It’s time to fill the backpack with new notebooks and pencils, and welcome another school year. The new year brings opportunities, but sometimes it also brings worries. What if you can’t find a seat on the bus? Will you know anyone in your class? Is your language arts teacher going to expect an amazing essay on what you did this summer? Mom, Dad and maybe even your big sister will tell you not to worry. But sometimes it’s helpful to get an outsider’s opinion. So if you want advice — and some laughs — check out these back-to-school books.
by Barbara Park. Ages 6 to 9.
Young readers will giggle at the sassy Junie B. Jones and her colorful school guide. She may still be in first grade, but she has a “jillion” helpful hints, mostly about what not to do. Rule number two on bus riding: “Do not press your nose and lips on the window and make faces at people driving in cars.” Junie B. explains that someone might take a picture and e-mail it to your principal. Other warnings include “no hitting people in the head with your lunch tray” and “do not tap dance on the way to the pencil sharpener.” Avoid Junie B.-havior, and your teacher will send only happy notes home to your parents.
by Dan Gutman. Ages 8 to 12.
The author of the funny “My Weird School” series decided to write about something slightly more serious: writing itself. Gutman sees kids’ reactions coming a mile away. “It’s probably going to be a borefest,” he imagines kids thinking. He promises his book isn’t about indefinite articles, split infinitives and other things his teachers taught. The first part is about storytelling. Gutman gives clues about how to come up with an idea and characters. The second part is about (gulp!) grammar. Gutman explains simple rules so you don’t look “like a dumbhead” when you write. His examples are funny, and illustrations featuring his “Weird School” characters keep the pages lively.
by Thomas C. Foster. Ages 11 to 14.
This kids’ version of a popular adult book would help middle-schoolers explore beneath the surface of fiction books. Foster uses examples from new books that plenty of kids are reading (including Neil Gaiman’s “The Graveyard Book”) and shows them similar themes or characters in books from long ago (Rudyard Kipling’s “The Jungle Book,” written in 1894). He explains that readers should pay attention to details such as the story’s location and the weather. Is there a storm coming? What could that mean? The book isn’t easy reading, but it will provide lots of ideas for class discussions and book reports.

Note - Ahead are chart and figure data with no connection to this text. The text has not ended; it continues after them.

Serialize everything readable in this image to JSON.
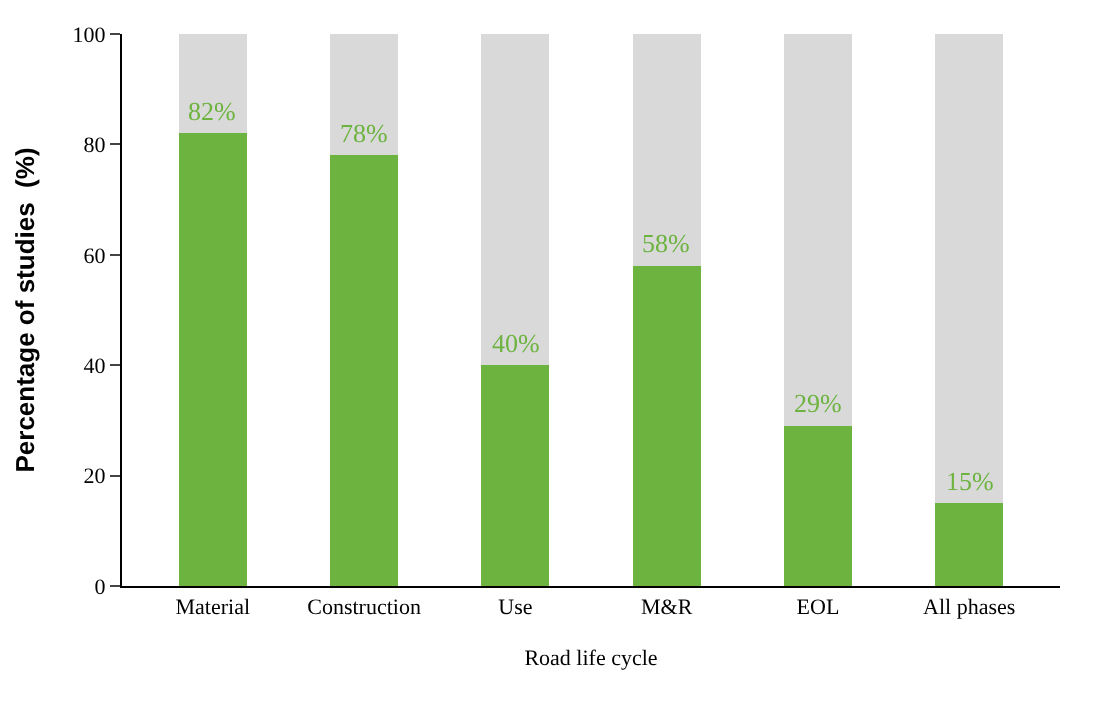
{
  "chart_data": {
    "type": "bar",
    "xlabel": "Road life cycle",
    "ylabel": "Percentage of studies  (%)",
    "categories": [
      "Material",
      "Construction",
      "Use",
      "M&R",
      "EOL",
      "All phases"
    ],
    "stacked": true,
    "series": [
      {
        "color": "#6cb33f",
        "values": [
          82,
          78,
          40,
          58,
          29,
          15
        ],
        "value_labels": [
          "82%",
          "78%",
          "40%",
          "58%",
          "29%",
          "15%"
        ]
      },
      {
        "color": "#d9d9d9",
        "values": [
          18,
          22,
          60,
          42,
          71,
          85
        ]
      }
    ],
    "ylim": [
      0,
      100
    ],
    "yticks": [
      0,
      20,
      40,
      60,
      80,
      100
    ]
  }
}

by Marissa Moss. Ages 10 to 13.
This book, aimed at middle-school girls, is actually two books in one. The stories, “Amelia’s Book of Notes & Note Passing” and “Amelia’s BFF,” follow a sixth-grader who has friendship issues. In “Notes & Note Passing,” Amelia worries that the school’s new girl is trying to steal her best friend, Carly. A bunch of mean notes dropped in Amelia’s locker makes it seem that she’s right. Will she end up eating lunch alone, or will old friends stick by her? The drama continues in “BFF,” when Amelia’s out-of-town best friend, Nadia, visits. Nadia and Carly don’t get along, and Amelia is caught between them. A baking contest helps Amelia realize that things you love — flavors or friends — don’t always go together.